There have been just too many disruptions in the economy at the same time. What is needed is somebody who can work hands on with the economy.
You are referring to the finance minister?
I am talking about the entire economic policy-making group. I am including the RBI in it. The previous government had a large number of people advising it on economic policy, such as the economic advisory council—a number of economists were on board. You had the Planning Commission that was bringing out regular reports as well. The policy-making is never one individual, it is a collective effort. Unfortunately, here, the government’s ability to tap into a pool of economists and experts is very limited. Niti Aayog is in transition now and earlier, it was not on good terms with one arm of the ruling dispensation—the Rashtriya Swayamsevak Sangh, which is the BJP’s ideological parent. The RBI is already under fire, the chief economic advisor, too, may change now, I hear. There needs to be a point where experts, economists, and policy-makers come together.
But there used to be friction among these experts in the previous government. Within the Planning Commission, between the Planning Commission and the National Advisory Council, and then with the chief economic advisor?
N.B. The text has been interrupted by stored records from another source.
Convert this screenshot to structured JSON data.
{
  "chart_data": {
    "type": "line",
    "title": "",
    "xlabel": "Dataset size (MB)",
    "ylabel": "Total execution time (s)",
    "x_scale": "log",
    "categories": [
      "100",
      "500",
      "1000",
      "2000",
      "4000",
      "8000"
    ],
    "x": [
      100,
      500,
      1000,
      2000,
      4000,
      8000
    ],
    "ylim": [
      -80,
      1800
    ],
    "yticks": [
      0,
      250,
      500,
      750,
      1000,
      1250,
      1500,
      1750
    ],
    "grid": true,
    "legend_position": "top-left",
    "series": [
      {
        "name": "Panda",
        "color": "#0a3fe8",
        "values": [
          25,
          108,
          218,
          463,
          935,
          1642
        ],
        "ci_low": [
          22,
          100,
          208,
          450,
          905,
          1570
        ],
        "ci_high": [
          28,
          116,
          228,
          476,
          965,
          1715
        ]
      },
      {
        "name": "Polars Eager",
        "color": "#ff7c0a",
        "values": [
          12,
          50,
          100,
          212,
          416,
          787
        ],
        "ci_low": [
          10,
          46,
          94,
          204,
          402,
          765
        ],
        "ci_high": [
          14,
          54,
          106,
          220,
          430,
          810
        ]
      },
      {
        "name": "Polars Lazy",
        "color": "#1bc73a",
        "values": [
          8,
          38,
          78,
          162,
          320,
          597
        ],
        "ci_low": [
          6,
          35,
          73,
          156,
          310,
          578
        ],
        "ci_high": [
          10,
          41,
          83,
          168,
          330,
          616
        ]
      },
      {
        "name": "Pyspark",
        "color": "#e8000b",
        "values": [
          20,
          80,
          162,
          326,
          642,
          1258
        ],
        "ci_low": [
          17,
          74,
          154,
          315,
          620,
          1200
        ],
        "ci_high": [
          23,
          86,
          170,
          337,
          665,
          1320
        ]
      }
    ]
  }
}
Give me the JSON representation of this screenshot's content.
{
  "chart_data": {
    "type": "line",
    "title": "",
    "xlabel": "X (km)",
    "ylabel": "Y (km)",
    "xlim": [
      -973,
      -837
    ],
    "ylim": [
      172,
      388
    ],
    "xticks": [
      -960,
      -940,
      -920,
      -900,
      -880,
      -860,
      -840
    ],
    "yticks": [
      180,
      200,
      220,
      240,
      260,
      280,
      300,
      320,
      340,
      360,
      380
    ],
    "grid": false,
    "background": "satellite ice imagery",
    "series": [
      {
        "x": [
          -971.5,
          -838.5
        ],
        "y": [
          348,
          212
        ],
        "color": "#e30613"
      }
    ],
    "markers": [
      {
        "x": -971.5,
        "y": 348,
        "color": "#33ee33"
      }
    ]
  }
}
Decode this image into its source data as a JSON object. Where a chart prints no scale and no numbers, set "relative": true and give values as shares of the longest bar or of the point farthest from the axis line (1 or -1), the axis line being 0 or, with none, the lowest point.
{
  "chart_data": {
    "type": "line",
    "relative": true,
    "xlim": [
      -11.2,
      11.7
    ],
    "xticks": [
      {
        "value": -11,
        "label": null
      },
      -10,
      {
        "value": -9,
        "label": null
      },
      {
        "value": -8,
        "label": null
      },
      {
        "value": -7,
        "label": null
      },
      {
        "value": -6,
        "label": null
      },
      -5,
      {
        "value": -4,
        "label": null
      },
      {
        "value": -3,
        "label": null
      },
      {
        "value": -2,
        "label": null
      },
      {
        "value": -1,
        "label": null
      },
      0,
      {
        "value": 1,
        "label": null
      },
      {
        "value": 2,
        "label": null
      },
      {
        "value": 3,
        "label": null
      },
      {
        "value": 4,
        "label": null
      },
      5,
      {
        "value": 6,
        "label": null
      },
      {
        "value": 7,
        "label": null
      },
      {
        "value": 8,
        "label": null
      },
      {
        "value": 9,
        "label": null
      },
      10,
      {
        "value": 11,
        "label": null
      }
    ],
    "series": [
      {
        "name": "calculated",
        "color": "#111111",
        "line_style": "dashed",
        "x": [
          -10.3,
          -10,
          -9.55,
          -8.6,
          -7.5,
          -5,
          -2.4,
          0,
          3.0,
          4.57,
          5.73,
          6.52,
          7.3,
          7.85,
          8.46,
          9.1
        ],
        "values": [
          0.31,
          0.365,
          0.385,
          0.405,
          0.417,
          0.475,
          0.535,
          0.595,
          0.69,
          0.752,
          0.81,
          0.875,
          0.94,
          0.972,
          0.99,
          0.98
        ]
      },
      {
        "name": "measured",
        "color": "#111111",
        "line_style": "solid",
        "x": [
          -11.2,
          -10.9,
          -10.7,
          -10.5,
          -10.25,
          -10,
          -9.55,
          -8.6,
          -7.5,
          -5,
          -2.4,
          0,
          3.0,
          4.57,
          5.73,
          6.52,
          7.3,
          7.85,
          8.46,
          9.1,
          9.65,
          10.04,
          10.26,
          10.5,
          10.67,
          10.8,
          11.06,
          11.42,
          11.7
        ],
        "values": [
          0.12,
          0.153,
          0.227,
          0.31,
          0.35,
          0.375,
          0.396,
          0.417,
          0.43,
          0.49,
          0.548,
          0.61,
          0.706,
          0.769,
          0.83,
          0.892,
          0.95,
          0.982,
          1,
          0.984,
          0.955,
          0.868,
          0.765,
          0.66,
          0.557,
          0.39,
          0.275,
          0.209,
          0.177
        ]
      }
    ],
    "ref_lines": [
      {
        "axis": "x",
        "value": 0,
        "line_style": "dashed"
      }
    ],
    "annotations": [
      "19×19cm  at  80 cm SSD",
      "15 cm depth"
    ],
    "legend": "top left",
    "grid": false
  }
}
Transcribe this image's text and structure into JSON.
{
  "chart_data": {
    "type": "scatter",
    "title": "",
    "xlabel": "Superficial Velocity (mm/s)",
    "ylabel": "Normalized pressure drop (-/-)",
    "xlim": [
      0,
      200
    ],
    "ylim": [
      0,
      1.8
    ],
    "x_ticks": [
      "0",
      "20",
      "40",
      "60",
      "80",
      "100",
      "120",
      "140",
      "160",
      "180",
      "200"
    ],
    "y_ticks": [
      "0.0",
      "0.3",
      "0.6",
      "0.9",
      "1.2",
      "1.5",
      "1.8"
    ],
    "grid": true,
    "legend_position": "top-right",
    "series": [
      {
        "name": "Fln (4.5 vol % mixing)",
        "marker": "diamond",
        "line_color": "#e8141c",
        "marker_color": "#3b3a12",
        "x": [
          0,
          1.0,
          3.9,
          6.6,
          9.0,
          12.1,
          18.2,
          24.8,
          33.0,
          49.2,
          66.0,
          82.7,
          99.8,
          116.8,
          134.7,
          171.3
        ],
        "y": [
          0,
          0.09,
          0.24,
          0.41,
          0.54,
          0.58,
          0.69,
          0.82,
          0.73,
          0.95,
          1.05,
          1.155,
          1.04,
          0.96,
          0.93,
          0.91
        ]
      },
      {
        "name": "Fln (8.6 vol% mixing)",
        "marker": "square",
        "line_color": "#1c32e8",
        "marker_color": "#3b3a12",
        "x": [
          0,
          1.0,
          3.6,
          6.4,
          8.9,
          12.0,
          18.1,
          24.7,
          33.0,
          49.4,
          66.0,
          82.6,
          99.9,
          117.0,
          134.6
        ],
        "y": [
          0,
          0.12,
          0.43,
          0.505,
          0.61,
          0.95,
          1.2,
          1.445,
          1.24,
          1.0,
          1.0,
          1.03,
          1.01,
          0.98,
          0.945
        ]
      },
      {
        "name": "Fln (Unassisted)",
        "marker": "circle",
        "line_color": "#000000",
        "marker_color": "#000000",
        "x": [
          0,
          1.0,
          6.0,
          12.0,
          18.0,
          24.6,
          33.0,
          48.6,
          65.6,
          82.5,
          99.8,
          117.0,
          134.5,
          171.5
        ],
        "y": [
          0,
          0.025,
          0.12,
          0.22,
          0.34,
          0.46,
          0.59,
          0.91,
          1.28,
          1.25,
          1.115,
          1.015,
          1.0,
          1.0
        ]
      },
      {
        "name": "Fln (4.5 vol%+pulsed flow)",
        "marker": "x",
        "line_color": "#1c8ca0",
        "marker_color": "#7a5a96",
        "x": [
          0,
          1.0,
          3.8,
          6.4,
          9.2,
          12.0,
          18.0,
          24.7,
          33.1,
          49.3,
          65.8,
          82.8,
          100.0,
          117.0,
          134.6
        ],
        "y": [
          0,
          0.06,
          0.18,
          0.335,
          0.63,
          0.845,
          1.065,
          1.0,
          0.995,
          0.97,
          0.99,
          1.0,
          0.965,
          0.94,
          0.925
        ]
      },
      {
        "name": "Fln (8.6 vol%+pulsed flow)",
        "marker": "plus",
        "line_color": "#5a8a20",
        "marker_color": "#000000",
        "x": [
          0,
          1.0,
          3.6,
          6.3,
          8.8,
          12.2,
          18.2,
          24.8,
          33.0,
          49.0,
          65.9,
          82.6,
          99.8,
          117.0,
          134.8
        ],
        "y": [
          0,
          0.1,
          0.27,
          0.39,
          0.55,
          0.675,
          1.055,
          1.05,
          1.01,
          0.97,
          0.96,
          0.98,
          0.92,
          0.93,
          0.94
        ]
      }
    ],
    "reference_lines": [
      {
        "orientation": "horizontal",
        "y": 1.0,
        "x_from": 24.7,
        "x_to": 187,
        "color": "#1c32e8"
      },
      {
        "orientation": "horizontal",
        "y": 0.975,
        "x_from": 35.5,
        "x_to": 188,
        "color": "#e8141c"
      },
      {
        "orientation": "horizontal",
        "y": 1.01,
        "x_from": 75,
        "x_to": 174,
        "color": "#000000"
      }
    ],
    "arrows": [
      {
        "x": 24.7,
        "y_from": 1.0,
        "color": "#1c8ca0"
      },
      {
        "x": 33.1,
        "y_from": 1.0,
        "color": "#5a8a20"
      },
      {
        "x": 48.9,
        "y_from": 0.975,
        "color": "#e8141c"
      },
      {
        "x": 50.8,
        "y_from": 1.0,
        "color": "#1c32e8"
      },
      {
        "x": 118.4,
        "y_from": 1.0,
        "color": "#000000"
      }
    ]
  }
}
Those differences are bound to be there. No two economists are going to have the same opinion, but there was broad consensus earlier on what was the problem with the economy at various stages. I think this government has far less differences than the previous one and that probably is its problem. I would suggest that somehow the government seize the moment and act fast. If this continues for long, it will take a disproportionately greater effort to recover to what is now considered a normal 7% growth rate.